2. Why is it not necessary to convert the range to an array? Enumerable#map, being an instance method of the module Enumerable, is available for use by every class that includes Enumerable. Array is one, but (m..n).class #=> Range is another. (See the second paragraph at Range).
3. Suppose f is smaller than n/f and f > n**0.5, then n/f < n/(n**0.5) = n**0.5 < f, a contradiction.
I don't know Ruby but the problem lies with the algorithm used in finding the divisors of a number (which is not specific to the language used, i.e. Ruby in this case).
r = (m..n).to_a.map { |z| (1..z).select { |x| z % x == 0} }
To find the divisors of an integer n you are dividing n by all positive integers unto n - 1 which means the loop runs n - 1 times. However, it is enough to divide upto sort(n) to calculate the divisors.

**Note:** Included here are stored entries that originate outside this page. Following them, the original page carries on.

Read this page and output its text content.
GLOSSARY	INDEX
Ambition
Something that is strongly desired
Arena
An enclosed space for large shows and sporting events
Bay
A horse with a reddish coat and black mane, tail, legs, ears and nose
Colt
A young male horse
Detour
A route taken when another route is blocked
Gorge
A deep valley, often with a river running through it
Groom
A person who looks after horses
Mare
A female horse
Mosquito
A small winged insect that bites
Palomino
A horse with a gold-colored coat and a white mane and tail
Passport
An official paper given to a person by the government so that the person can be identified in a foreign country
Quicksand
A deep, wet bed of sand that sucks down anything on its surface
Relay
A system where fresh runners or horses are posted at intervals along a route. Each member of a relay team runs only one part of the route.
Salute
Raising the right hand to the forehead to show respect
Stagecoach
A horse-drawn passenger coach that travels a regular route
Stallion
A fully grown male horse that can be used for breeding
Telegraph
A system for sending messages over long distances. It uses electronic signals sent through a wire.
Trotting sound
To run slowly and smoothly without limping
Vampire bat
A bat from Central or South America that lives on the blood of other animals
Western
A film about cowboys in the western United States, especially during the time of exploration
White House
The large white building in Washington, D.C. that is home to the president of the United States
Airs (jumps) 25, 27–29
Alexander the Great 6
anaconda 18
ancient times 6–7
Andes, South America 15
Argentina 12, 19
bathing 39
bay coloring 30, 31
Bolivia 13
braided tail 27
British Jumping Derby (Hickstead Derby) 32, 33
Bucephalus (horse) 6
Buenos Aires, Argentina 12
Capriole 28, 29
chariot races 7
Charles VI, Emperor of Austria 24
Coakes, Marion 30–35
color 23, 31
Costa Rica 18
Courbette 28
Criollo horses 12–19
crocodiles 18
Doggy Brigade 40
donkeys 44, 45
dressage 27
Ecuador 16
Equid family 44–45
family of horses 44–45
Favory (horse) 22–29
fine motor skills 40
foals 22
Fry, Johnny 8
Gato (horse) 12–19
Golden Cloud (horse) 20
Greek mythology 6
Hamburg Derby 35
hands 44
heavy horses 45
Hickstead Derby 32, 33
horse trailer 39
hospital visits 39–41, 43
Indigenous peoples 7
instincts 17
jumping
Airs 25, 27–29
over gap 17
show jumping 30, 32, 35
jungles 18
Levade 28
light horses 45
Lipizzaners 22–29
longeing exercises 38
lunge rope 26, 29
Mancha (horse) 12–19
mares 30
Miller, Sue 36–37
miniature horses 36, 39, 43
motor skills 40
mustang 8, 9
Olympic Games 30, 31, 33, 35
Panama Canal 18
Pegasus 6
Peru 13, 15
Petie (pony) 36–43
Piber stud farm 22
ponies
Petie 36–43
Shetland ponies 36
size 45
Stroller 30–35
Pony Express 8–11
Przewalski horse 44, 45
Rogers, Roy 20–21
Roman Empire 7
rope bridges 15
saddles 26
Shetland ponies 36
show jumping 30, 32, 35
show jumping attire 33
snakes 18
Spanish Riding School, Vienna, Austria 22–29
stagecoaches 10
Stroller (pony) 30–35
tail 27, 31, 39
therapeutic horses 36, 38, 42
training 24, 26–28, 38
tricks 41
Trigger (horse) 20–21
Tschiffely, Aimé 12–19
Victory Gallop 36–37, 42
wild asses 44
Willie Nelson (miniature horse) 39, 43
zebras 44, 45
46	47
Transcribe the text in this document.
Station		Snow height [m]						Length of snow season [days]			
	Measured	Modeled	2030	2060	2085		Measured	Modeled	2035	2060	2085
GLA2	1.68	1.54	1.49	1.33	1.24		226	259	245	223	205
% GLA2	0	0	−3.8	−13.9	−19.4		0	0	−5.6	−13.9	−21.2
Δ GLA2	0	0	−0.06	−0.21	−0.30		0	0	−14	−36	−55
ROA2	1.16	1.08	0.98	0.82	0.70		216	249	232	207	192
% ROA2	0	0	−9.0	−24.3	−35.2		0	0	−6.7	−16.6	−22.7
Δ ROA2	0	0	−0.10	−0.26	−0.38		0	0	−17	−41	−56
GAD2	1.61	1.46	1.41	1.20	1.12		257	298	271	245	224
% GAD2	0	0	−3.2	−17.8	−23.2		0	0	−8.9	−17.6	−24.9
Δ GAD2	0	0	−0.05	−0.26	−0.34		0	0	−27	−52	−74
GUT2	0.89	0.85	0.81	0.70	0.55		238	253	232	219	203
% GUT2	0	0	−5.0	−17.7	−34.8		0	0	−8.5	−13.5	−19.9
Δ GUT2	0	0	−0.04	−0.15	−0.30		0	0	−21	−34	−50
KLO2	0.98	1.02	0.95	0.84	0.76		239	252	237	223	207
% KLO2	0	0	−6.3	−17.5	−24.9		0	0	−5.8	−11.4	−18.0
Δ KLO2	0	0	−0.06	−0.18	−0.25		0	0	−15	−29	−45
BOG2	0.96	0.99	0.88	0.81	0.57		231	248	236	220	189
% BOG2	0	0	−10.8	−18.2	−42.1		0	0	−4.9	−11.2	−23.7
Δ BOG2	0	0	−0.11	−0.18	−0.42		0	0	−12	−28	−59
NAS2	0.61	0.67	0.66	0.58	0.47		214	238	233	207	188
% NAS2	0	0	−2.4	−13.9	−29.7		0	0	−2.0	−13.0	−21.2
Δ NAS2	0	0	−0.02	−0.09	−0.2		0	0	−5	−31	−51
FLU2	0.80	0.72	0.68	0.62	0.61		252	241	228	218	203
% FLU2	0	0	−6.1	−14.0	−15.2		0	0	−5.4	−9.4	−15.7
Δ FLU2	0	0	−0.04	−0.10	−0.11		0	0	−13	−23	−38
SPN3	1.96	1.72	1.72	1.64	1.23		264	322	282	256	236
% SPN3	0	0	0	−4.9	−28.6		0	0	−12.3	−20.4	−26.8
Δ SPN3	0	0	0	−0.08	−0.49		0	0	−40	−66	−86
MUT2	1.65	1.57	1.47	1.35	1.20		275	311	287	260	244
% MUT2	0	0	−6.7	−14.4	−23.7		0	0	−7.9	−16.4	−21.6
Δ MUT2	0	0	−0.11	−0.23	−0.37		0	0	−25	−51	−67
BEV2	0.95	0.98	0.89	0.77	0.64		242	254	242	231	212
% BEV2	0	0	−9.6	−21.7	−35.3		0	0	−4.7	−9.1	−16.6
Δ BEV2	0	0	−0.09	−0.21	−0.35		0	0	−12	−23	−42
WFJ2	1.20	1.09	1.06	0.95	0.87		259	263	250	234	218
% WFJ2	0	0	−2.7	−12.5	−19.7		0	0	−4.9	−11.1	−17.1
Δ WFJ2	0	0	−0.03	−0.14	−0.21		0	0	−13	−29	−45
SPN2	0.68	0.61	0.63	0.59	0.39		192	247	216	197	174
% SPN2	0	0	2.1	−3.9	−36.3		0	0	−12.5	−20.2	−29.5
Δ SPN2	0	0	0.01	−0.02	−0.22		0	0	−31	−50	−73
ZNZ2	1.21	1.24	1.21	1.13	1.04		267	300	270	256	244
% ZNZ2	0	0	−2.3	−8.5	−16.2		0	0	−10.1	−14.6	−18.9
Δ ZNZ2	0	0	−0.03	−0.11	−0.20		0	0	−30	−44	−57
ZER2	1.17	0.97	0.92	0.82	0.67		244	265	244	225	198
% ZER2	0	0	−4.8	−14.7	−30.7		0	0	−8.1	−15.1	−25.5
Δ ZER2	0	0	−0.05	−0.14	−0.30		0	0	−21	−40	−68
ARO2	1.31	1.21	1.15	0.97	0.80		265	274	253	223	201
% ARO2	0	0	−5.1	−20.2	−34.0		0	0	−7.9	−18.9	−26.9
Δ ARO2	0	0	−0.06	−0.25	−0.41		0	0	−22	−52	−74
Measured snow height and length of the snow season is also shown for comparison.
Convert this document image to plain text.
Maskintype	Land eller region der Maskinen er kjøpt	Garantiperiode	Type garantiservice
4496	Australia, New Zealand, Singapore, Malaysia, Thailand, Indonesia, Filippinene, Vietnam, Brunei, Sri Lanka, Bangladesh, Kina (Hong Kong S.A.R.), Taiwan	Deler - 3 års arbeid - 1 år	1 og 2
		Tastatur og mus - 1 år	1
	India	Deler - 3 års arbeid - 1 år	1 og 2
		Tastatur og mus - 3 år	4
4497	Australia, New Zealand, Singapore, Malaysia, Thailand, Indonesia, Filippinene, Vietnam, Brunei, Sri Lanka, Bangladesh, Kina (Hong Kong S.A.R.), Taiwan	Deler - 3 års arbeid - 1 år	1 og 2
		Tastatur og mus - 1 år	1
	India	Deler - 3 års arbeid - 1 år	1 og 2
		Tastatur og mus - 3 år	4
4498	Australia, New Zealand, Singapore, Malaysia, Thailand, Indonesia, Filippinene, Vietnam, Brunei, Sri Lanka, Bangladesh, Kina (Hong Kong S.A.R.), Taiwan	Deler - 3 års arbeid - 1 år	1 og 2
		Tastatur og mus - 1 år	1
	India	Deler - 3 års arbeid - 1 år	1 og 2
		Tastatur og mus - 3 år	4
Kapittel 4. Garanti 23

In pseudocode this looks like below:
for i = 1 to i <= sqrt(n)
r = n % i
if r == 0 then
i is a divisor
if n / i != i then
n / i is another divisor
For example:
sqrt_42 = 6.48074069840786
i = 1 => 1 and 42 are two divisors
i = 2 => 2 and 21
i = 3 => 3 and 14
i = 4 => no divisor
i = 5 => no divisor
i = 6 => 6 and 7
And thats all.
This will improve the performance a lot since now the loop runs only sort(n) times instead of n - 1 times which is a big difference for large n.